Knock, knock. It’s me and my mother curled in the bathroom trying to not make a sound because she’s so pissed that they showed up late.
2004
Charley, Frances, Ivan, and Jeanne. I wonder what possessed someone to start naming the hurricanes that had the potential to take lives after the names of the innocent. I wonder what possessed cancer to eat away at the functioning of my Papa. I wonder if his cancer would bear the name Theodore after him.
2005
Katrina is a pretty name. Everyone must love a Katrina. I don’t know anyone named Katrina. I wonder if a girl named Katrina in Louisiana was disliked after her counterpart did the damage. I wonder how many kids teased her in the years afterwards. I wonder if she wished to die instead of live.
2006
My father was so angry when the Democrats took congress. I was so angry when cancer finally took Theodore. I wonder if he had lost his mind angry, upset, or happy because he knew how the world would change.
2007
In seventh grade, students had to bring a change of clothes to gym days and change in front of the girls who shared the same day. I wanted to rip my eyes out of their sockets every time I went in that room. I hated that I had to stand in the section with all the girls who always had a step over me. I wonder what the shooter at Virginia Tech hated that possessed them into wanting to kill. I wonder what those individuals injured thought about while dying.
2008
I wondered what the last thought that ran through your head when you jump from a window knowing your entire worth has been sucked from the air by an invisible straw. I wondered what it must be like losing your childhood home. I wonder if we were every close to losing mine.
2009
My father was so irritated that the news channels solely focused on the King of Pop’s death for weeks. I was irritated because the news never gave focus to my favorite rock singers.
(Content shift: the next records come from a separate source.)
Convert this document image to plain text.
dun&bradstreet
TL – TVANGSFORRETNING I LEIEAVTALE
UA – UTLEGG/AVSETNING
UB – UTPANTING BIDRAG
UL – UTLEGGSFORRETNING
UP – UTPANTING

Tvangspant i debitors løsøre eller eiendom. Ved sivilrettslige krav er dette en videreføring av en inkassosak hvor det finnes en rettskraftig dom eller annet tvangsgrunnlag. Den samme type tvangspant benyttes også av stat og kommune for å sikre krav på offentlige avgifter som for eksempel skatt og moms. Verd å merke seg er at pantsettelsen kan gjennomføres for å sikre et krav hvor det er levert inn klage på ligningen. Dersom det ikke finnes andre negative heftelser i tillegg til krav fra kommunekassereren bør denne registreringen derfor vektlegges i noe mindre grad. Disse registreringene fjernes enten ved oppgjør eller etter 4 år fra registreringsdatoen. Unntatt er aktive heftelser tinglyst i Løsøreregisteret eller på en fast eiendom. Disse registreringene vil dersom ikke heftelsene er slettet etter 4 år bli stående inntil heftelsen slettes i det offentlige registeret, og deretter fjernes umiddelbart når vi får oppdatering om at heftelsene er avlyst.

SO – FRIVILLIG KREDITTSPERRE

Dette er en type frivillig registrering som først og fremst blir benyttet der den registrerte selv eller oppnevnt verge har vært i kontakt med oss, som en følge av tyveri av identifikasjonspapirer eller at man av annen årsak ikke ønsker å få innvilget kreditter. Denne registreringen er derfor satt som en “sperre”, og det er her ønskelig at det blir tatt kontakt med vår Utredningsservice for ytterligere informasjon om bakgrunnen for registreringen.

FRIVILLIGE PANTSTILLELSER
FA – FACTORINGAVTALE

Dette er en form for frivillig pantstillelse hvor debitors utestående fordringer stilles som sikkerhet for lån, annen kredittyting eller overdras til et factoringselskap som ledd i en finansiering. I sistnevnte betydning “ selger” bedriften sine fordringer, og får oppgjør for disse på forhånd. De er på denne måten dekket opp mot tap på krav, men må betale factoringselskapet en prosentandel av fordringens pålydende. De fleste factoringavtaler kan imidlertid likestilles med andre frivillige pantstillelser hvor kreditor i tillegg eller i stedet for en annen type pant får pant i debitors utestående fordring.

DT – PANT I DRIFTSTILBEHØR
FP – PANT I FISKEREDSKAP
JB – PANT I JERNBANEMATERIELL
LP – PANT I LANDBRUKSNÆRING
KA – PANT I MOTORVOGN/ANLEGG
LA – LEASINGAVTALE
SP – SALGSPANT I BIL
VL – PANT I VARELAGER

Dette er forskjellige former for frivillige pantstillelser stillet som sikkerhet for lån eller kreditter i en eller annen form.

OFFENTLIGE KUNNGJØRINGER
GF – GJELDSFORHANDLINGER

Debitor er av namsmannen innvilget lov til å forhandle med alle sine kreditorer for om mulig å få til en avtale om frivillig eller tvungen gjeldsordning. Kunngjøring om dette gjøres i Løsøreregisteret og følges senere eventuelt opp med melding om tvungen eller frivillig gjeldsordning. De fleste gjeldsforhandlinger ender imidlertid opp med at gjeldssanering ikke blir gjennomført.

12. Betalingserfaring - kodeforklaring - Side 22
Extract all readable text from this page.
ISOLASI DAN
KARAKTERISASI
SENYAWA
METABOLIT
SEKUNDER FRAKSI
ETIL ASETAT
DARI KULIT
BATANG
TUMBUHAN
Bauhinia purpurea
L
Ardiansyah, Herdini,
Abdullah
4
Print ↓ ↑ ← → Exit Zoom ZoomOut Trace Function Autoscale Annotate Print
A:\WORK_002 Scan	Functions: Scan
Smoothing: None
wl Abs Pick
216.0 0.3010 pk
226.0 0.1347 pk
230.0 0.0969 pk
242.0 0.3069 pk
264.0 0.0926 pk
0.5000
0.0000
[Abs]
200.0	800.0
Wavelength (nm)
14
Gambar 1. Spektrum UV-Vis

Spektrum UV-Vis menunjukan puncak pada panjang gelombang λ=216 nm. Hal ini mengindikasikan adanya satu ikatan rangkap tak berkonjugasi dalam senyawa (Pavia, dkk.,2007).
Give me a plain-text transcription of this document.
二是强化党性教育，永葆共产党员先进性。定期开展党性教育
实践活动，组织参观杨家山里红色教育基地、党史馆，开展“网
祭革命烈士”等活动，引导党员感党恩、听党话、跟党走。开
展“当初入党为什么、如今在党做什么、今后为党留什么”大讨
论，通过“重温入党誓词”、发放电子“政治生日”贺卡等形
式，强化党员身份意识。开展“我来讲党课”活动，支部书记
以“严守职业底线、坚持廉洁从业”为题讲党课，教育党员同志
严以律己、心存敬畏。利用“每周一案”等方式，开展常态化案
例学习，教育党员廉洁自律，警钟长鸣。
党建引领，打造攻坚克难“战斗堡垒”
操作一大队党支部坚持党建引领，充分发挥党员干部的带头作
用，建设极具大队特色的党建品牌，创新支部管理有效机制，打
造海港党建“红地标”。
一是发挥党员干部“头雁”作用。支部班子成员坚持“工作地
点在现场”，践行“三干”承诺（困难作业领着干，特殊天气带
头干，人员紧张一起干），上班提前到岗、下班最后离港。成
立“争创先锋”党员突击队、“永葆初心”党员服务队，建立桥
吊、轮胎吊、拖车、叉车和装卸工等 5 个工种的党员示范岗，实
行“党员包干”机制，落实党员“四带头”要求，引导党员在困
I wondered why someone with such an extensive, diabolical history got so much attention.
2010
I wonder what it’s like to be an animal slowly suffocating in the Gulf from oil so carelessly released. I wonder what it’s like for a car engine to be replenished with oil after running low. I wonder if my oil started running low and that’s why the thoughts of death began to seep into my mind.
2011
I wonder if I could kill someone if it were a life and death choice. I wonder if I could kill myself if the time came. I wonder what it feels like to get shot. I wonder what Osama bin Laden thought when the bullets hit him. I wonder what my father thought when his heart stopped pumping and he laid on the floor to die.
2012
I went to a park and came home with love on the brain. The way Thomas’s teeth shown when he smiled filled me with delight. The feeling I got when he first kissed me being electric through my body. I wonder if anyone who went to the Colorado theater felt electric walking in to see their favorite super hero. I wonder if Batman could have saved them from death.
2013
The closest thing I have experienced to a bomb was the earthquake that reached my hometown on August day. The terror of not knowing if our house would stand or collapse with me inside. I wonder if it felt the same in Boston. I wonder if those people thought the buildings would collapse. I wonder what Thomas thought when her set a bomb off when I discovered he wasn’t loyal. I wonder how I didn’t collapse.
2014
I wonder why girls have it much harder than boys. I wonder why boys find it okay to hurt girls, torture girls, make girls believe they are not worth it on this world. I wonder what girls around the world think. I wonder if the Nigerian girls taken from school wonder this. I wonder what the men who took them wonder.
2015
Boston still survived despite the bombing. Tsaenaev wasn’t so lucky in the end. I wonder how I survived knowing that Thomas still wasn’t faithful.
2016
Love is love, they echoed across the nation, as I leave Thomas two days before his birthday. I wonder what it’s like to love.
2017
I wonder why women are still fighting for basic rights. I wonder why women have died trying to gain those rights. I wonder if, deep down, I still want to die. I wonder what my mother would feel if I died. I wonder if I have a girl of my own one day if she will want to die, too.